Schon früh zeigte sich, dass „Gleichheit“ eine hohle Phrase war. Während der Arbeiterstaat offiziell die Bescheidenheit predigte, wuchs hinter den Kulissen ein Netz aus Privilegien. Ein Parteiausweis oder der richtige Posten öffneten Türen, die dem gewöhnlichen Bürger verschlossen blieben. Es entstand eine Währung, die stabiler war als die Mark der DDR: Beziehungen. Wer jemanden kannte, der jemanden kannte, bekam das begehrte Ersatzteil, die Baugenehmigung oder den Platz im Ferienheim. Das Wort „organisieren“ wurde zum Synonym für das Überleben im Mangel.
Die wahre Elite jedoch, die Nomenklatura, lebte in einer völlig anderen Sphäre. In abgeschirmten Siedlungen wie Wandlitz genoss die SED-Führung einen Lebensstandard, der dem Westen in nichts nachstand – importierte Delikatessen, westliche Unterhaltungselektronik und maßgeschneiderte Kleidung. Die Doppelmoral war atemberaubend: Während man dem Volk den Konsumverzicht als revolutionäre Tugend verkaufte, trank man selbst französischen Cognac und fuhr schwedische Volvos.

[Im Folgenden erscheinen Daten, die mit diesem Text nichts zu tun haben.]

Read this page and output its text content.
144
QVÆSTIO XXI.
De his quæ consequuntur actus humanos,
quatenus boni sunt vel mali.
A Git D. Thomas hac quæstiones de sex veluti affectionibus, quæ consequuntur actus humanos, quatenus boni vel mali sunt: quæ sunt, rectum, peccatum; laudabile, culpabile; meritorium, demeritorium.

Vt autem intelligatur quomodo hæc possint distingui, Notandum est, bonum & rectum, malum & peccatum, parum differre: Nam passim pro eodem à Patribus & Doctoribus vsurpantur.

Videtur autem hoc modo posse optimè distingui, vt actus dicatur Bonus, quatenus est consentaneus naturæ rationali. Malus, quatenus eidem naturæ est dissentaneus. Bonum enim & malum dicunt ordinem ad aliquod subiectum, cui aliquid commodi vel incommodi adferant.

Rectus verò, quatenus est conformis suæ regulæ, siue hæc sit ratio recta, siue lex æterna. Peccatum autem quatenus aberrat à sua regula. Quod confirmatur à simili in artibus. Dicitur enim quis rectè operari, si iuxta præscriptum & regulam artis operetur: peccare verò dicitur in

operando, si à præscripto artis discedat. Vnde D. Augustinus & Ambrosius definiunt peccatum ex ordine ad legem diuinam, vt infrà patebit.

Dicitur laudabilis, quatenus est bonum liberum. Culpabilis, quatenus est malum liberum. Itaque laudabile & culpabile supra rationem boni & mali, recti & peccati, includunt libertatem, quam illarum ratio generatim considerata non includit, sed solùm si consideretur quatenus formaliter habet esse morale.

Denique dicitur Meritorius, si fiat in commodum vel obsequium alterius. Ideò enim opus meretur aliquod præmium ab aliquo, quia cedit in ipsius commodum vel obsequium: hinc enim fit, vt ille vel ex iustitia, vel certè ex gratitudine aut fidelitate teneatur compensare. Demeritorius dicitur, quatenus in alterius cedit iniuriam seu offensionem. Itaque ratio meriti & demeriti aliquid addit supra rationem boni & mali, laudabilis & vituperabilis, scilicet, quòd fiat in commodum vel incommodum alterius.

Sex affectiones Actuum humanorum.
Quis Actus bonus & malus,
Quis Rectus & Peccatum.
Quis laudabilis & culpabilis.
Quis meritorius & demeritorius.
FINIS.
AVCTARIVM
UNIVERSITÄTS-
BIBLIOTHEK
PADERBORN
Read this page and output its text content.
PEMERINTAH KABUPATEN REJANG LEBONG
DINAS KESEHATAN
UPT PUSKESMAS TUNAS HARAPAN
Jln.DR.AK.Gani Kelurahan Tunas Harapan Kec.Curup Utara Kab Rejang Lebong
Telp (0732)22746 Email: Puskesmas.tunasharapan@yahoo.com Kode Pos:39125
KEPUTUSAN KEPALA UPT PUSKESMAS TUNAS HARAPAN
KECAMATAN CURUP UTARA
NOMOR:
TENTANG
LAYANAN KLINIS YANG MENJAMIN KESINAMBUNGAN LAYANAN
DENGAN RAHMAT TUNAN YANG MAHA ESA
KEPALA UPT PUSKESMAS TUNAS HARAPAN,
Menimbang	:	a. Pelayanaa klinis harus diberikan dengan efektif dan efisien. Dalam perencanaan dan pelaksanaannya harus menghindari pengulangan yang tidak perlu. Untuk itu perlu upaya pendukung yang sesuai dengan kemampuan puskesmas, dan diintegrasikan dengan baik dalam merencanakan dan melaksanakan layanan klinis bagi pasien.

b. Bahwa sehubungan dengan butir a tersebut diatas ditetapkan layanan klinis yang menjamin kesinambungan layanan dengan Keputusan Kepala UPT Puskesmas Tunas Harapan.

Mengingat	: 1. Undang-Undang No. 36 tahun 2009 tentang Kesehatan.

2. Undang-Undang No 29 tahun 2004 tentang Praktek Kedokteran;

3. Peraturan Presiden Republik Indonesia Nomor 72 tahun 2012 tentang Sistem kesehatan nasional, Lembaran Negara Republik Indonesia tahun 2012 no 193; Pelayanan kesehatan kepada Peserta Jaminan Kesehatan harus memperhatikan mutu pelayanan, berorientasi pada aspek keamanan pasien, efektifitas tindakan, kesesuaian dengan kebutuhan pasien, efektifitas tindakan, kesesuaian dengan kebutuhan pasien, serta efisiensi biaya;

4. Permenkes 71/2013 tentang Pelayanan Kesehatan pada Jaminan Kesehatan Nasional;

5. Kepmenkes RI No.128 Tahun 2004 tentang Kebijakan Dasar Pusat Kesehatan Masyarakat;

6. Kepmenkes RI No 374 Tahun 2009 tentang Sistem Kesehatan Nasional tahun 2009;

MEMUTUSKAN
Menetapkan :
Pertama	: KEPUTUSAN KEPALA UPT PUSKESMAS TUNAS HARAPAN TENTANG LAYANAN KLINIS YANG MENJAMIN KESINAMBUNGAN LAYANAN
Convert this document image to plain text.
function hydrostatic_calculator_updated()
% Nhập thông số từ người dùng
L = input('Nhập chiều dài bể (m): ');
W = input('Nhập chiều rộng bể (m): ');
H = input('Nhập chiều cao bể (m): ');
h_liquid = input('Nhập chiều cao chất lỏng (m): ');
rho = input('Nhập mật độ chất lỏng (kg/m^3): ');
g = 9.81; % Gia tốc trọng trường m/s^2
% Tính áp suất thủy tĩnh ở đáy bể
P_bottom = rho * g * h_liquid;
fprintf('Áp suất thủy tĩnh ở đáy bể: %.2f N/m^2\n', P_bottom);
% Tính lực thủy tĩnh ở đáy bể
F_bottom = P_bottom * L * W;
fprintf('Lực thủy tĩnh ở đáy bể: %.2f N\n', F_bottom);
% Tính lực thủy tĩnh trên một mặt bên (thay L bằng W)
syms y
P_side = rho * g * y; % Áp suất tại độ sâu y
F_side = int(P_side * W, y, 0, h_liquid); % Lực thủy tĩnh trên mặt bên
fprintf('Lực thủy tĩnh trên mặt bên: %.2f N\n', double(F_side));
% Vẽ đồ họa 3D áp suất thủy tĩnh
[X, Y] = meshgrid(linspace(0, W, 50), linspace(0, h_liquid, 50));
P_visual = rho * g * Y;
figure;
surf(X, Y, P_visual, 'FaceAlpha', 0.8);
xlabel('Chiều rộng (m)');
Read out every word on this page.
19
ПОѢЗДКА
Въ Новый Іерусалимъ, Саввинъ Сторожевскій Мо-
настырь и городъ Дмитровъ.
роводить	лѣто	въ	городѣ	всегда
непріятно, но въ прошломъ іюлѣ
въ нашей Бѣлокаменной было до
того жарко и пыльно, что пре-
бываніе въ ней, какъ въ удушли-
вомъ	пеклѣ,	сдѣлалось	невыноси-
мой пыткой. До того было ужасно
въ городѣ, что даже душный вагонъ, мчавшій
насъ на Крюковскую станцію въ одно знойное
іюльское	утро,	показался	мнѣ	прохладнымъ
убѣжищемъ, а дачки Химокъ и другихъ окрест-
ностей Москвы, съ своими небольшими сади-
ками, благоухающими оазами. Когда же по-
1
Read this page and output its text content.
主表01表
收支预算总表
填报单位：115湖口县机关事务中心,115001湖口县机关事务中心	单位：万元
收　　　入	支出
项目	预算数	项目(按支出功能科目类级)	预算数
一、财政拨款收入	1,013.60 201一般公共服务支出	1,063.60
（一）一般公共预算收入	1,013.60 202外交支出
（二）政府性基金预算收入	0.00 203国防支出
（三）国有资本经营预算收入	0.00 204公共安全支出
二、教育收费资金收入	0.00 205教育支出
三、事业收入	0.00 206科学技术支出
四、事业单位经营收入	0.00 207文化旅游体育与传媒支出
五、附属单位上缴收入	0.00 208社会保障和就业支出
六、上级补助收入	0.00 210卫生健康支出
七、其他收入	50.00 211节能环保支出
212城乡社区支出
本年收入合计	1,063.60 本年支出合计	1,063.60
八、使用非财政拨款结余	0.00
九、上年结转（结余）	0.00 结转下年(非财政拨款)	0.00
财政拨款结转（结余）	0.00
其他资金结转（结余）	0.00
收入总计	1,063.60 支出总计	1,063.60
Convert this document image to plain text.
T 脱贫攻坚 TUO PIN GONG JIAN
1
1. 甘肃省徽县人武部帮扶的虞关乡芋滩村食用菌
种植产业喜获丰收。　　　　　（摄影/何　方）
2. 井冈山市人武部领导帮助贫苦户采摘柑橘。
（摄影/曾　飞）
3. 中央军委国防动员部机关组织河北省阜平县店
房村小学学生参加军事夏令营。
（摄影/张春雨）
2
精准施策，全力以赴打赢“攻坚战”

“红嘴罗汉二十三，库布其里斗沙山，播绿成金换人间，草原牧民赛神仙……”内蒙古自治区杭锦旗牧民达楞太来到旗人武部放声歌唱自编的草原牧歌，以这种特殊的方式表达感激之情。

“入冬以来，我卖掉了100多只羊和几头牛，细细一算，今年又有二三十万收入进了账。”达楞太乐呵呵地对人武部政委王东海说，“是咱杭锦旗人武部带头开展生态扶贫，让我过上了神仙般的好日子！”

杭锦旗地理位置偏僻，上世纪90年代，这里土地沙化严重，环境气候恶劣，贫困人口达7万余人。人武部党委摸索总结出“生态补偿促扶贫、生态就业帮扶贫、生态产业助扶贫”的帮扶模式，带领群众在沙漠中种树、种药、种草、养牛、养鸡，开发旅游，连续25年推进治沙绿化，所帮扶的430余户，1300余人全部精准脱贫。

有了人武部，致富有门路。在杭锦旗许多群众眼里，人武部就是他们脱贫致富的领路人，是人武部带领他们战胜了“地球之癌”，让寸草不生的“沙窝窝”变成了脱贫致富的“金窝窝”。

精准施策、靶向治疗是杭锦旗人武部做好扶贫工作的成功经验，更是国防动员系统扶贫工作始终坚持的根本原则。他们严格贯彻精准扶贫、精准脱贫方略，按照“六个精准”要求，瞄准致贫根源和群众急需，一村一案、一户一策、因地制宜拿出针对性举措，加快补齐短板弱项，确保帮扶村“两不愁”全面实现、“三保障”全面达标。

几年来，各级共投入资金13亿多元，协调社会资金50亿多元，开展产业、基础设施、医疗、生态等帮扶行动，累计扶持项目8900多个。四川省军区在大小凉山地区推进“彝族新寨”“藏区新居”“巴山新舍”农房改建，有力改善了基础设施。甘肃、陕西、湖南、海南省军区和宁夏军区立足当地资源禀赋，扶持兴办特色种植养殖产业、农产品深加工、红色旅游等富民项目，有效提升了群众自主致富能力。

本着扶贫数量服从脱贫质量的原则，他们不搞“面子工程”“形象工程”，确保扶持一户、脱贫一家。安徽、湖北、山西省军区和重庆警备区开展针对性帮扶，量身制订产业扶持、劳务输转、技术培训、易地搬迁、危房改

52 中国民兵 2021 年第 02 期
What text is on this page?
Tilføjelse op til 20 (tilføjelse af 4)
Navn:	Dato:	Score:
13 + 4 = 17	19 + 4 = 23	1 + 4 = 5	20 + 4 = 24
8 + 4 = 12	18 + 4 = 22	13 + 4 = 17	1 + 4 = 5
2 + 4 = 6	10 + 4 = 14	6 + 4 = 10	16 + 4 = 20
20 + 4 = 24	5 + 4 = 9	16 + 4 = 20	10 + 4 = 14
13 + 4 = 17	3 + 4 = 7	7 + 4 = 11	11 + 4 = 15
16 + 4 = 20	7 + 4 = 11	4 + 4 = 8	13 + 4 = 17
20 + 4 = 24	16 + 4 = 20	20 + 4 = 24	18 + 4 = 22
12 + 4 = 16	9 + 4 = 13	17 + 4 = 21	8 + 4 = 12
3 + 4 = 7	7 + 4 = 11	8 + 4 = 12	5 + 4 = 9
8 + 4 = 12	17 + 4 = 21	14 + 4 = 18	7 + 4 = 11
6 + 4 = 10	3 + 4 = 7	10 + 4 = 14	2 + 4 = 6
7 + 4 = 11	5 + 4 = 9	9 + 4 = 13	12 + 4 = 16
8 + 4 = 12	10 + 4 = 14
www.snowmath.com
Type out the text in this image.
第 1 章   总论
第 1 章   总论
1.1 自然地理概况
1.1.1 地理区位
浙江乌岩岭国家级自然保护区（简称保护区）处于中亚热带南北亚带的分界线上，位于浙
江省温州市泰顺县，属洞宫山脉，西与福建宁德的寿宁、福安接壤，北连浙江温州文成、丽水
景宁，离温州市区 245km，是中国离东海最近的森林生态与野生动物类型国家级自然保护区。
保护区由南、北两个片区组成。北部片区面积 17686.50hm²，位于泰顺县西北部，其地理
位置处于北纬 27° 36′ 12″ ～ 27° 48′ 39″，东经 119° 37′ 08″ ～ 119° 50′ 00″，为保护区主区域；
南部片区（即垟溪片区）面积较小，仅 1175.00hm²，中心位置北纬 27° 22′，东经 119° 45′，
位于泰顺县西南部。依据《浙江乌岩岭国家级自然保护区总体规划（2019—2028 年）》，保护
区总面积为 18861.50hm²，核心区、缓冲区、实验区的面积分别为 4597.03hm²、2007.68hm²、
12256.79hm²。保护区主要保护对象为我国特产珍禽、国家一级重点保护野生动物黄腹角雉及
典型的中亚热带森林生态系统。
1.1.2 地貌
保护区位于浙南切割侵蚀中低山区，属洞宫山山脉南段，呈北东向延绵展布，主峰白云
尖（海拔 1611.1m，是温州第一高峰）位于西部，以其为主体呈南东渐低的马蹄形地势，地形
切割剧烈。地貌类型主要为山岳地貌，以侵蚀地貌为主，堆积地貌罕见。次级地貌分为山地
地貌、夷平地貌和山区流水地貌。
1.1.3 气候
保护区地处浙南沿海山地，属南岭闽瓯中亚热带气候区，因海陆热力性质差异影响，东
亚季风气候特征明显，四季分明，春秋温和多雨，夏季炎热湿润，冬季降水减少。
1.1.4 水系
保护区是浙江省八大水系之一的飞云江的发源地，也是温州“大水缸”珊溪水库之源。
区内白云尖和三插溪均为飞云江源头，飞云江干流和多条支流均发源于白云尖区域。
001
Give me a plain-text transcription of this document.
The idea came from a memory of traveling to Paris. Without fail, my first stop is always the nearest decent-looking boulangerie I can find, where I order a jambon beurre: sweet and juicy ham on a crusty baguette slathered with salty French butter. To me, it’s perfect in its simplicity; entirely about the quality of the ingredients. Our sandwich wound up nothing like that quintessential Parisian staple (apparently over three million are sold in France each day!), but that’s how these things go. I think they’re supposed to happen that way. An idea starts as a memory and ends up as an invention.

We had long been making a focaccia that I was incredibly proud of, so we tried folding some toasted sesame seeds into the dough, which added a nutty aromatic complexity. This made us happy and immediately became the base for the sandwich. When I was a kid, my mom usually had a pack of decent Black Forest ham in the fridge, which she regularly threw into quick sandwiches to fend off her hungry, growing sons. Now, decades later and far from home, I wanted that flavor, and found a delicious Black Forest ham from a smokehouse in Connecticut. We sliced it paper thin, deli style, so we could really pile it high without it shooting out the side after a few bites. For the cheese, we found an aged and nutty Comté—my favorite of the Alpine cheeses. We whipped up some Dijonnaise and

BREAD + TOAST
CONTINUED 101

Doch nicht nur die politische Elite profitierte. Es bildete sich eine „graue Ökonomie“ aus Handwerkern, Gastronomen und findigen „Organisatoren“, die die Lücken der Planwirtschaft nutzten. Sie waren die heimlichen Millionäre des Ostens. Ihr Reichtum war jedoch ein gefährliches Geheimnis. Man konnte ihn nicht zeigen. Luxus musste unsichtbar bleiben, versteckt hinter unscheinbaren Gartenzäunen, denn Neid und die Aufmerksamkeit der Staatssicherheit waren ständige Begleiter.
Auf staatlicher Ebene perfektionierte Alexander Schalck-Golodkowski dieses System mit dem Bereich „Kommerzielle Koordinierung“ (KoKo). Der Staat selbst wurde zum größten Hehler und Devisenschieber, um den bankrotten Sozialismus durch Geschäfte mit dem Klassenfeind am Leben zu erhalten. Ein zynischer Pakt: Die DDR brauchte den Kapitalismus, um ihre Existenz zu finanzieren.
Als die Mauer 1989 fiel, kollabierte nicht nur ein politisches System, sondern auch dieses Schattenreich. Die D-Mark, einst das Sehnsuchtsobjekt, wurde zum Richter. Viele der alten Netzwerke zerfielen, doch die Geschichte dieser geheimen Parallelgesellschaft bleibt ein Lehrstück über die Unmöglichkeit, die menschliche Natur per Dekret zu ändern. Was blieb, war die Erkenntnis: Wer im Sozialismus etwas brauchte, musste jemanden kennen – der ehrlichste Satz der DDR-Geschichte.